Mike speaks and trains across the nation on leadership, creativity, and personal development, while also working on-site with organizational leaders to facilitate the creation of remarkable customer experiences.
- I want to talk to you about the positive power of strange.
- We make the space between strange and ourselves as large as possible. It’s human nature.
- You and I are living in a world where the complexity of the problems we face is growing bigger and bigger.
- Our ability to solve these problems is becoming more and more difficult.
- We keep looking for the lone geniuses, but they’re less and less common.

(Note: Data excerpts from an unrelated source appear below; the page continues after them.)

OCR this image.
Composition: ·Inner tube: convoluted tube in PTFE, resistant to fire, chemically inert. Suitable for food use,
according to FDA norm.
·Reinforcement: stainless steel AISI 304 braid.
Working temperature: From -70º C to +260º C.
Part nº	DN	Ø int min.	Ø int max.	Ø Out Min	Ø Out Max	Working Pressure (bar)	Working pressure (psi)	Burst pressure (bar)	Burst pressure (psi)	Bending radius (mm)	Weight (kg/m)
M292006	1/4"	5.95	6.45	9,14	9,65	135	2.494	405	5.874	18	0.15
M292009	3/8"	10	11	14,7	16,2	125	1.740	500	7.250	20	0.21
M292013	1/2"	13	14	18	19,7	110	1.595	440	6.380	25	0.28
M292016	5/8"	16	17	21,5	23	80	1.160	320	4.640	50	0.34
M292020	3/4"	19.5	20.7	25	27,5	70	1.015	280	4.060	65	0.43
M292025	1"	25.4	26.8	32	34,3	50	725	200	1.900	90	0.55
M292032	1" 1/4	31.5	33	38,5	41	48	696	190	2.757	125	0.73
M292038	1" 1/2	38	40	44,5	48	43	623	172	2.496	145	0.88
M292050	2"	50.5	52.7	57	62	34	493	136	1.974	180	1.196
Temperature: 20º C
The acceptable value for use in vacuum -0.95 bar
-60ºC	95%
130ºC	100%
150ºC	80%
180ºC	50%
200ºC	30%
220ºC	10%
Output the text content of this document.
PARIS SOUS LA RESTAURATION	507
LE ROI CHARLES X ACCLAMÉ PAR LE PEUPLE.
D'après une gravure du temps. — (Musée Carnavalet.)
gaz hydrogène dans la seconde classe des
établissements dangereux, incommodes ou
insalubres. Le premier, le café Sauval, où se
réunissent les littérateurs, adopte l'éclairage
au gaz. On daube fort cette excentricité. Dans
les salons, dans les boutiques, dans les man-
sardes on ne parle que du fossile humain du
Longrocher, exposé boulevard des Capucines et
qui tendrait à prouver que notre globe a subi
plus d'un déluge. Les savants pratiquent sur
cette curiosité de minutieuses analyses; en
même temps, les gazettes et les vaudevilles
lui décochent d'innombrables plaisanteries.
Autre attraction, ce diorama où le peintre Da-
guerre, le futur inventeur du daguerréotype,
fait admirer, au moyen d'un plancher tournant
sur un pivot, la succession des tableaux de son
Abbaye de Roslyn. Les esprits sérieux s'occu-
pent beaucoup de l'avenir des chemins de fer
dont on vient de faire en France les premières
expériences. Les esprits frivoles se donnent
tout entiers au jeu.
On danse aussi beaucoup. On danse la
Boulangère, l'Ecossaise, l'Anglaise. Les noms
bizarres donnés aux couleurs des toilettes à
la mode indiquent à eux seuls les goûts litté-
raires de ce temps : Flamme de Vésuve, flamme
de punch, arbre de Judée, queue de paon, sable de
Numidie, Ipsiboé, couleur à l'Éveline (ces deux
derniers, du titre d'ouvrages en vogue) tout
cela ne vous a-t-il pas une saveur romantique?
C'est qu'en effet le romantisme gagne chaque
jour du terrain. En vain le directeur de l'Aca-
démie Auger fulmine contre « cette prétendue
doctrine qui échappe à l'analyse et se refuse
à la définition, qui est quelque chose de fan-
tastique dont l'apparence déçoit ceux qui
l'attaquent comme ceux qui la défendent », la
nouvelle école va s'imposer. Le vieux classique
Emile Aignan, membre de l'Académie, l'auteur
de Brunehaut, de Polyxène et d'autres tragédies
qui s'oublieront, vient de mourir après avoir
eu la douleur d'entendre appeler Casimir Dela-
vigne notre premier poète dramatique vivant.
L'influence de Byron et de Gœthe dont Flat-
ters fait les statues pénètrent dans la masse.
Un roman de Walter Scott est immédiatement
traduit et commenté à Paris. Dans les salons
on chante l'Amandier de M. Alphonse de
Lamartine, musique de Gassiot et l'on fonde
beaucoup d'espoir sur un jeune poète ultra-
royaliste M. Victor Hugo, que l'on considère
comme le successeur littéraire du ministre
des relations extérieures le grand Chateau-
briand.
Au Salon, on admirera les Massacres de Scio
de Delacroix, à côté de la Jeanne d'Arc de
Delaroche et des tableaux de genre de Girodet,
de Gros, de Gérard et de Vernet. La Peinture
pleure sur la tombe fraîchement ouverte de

It’s going to take you and me coming up with new solutions to solve the problems that we’re facing. (Essentially, the crowd-sourcing of leadership.)
- The shift in patent applications had moved from individuals, to duos, to teams.
- The best academic papers are now written by teams of people, not individuals.
- If you let all of your “strangeness” out at once, you’re going to overwhelm people.
- The key to strangeness is disrupting people’s routines in a subtle, yet measurable, way.
- What we know from brain research is that you’re more like a dim bulb than a bright one. We have about 40 watts of energy when it comes to brain energy. No more, no less.
- The brain says, “save your energy for the oddities. Ignore everything else.” We save ourselves for the differences.
- “By its nature, the metropolis provides us with that which would normally only be accessible by travel. Namely, the strange.”
- There is one square mile for every 55 Iowans. We are really good at avoiding the weirdos.
- 3M’s success as a company is in the “forced rotations” of having their employees work on products they’re unfamiliar with.
- The key to creating solutions is getting around one another.
- You and I live in a world where it’s very easy to make our own little echo chambers.
- There’s a positive power in being strange. Even for us Midwesterners.